One example that hit this home for me was when an engineering manager came to me and wanted to connect our guest wireless, which uses no encryption or authentication to be able to connect to our engineering labs. I held my comments, which was basically “That’s stupid” until then end. Once he finished and I asked a few pointed questions, it turned out what he really wanted was a way to test a new ipad application he was building. I was able to show him a way he could do this using infrastructure we already had and that didn’t jeopardize our security.
The answer wasn’t yes, but it wasn’t no either and we ended up both being happy with the outcome. Keep asking questions until you get to a solution that works.
- Network well. Many people think that this means signing up for linkedin and facebook and sending out invites. While that’s part of it, networking is way more than that. It’s about keeping yourself relevant as well. I really try to update something in my social networks so my connections see my name on a regular basis. Plus many times their connections may find me because of this. Does it work? I’ve got almost 900 linkedin connections and very often will get prompted for information from my network.

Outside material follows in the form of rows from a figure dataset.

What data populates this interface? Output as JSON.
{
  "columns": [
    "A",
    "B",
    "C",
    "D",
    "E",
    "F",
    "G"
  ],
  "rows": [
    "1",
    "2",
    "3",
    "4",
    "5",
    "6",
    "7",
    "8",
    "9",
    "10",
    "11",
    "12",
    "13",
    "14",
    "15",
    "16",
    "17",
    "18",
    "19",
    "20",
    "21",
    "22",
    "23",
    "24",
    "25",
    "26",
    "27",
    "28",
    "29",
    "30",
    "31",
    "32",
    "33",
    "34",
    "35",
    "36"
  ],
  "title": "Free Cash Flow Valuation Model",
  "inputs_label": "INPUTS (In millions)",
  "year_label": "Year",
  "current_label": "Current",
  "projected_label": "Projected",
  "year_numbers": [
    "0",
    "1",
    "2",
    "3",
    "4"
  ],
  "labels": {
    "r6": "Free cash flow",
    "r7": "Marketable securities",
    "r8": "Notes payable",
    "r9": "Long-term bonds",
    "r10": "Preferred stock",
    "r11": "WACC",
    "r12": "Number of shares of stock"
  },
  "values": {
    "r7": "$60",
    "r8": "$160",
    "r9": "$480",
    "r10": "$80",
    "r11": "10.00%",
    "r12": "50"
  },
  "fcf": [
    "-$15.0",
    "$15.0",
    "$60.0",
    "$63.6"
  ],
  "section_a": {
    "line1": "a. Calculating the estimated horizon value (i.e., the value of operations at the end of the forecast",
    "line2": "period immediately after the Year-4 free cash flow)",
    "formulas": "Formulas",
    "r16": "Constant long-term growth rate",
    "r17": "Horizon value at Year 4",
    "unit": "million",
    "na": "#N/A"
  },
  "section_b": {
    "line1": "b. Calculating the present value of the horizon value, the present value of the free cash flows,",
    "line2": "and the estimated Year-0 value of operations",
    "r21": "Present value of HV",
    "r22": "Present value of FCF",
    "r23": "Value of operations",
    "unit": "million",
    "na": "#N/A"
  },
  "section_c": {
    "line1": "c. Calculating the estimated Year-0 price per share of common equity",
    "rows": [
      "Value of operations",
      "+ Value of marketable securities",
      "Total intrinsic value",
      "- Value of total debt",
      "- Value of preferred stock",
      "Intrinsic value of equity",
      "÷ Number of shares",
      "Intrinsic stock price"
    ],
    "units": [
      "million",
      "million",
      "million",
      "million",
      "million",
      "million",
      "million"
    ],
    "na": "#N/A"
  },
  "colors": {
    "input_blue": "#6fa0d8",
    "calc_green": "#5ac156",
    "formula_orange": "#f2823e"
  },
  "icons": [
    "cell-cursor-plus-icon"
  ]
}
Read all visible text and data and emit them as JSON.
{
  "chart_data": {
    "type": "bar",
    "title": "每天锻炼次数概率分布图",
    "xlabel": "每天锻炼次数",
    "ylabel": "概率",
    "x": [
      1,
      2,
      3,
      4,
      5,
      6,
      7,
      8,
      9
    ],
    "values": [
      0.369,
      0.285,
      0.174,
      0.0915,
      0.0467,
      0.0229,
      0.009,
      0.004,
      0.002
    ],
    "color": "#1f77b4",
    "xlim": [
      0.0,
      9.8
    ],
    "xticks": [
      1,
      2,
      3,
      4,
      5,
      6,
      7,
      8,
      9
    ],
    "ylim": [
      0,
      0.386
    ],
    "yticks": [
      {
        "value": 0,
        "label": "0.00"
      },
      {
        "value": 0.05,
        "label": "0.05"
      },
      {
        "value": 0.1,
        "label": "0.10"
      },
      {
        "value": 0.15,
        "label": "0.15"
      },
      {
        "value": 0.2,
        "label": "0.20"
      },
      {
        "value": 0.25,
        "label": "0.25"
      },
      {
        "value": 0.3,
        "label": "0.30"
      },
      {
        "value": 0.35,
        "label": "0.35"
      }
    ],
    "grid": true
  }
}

You can’t just do online updates though, face to face is still a better way to connect with someone. I try to at least once a week go to lunch or have coffee with someone. It can be a co-worker from a different department, a peer from a different company, a recruiter or vendor. We actually encourage folks to go down to the cafe and have a cup of coffee and mingle with their peers.
This is so important that my review has a goal to spend 30% of my time to be “internally socializing”, also called business alignment, 40% external socializing, also called marketing, and 30% running IT. We are a technology company that sells to IT departments so these numbers are probably a little skewed compared to other companies, but it is important for everyone to spend some time networking.
The last comment on networking is around helping your network. A friend of mine recently was looking for work when his company closed the site he managed. I pointed him to a few recruiters I liked that had openings and also offered to review his resume. Some people call this good karma and who knows maybe it is. I like to think so anyway, but it also helps build relationships. If someone helps you out though, it’s important to let them know how you made out. They helped you for a reason, the least you can do is let them know if it helped.
Anyway those are my tips. I’d love to hear what others have found to help them.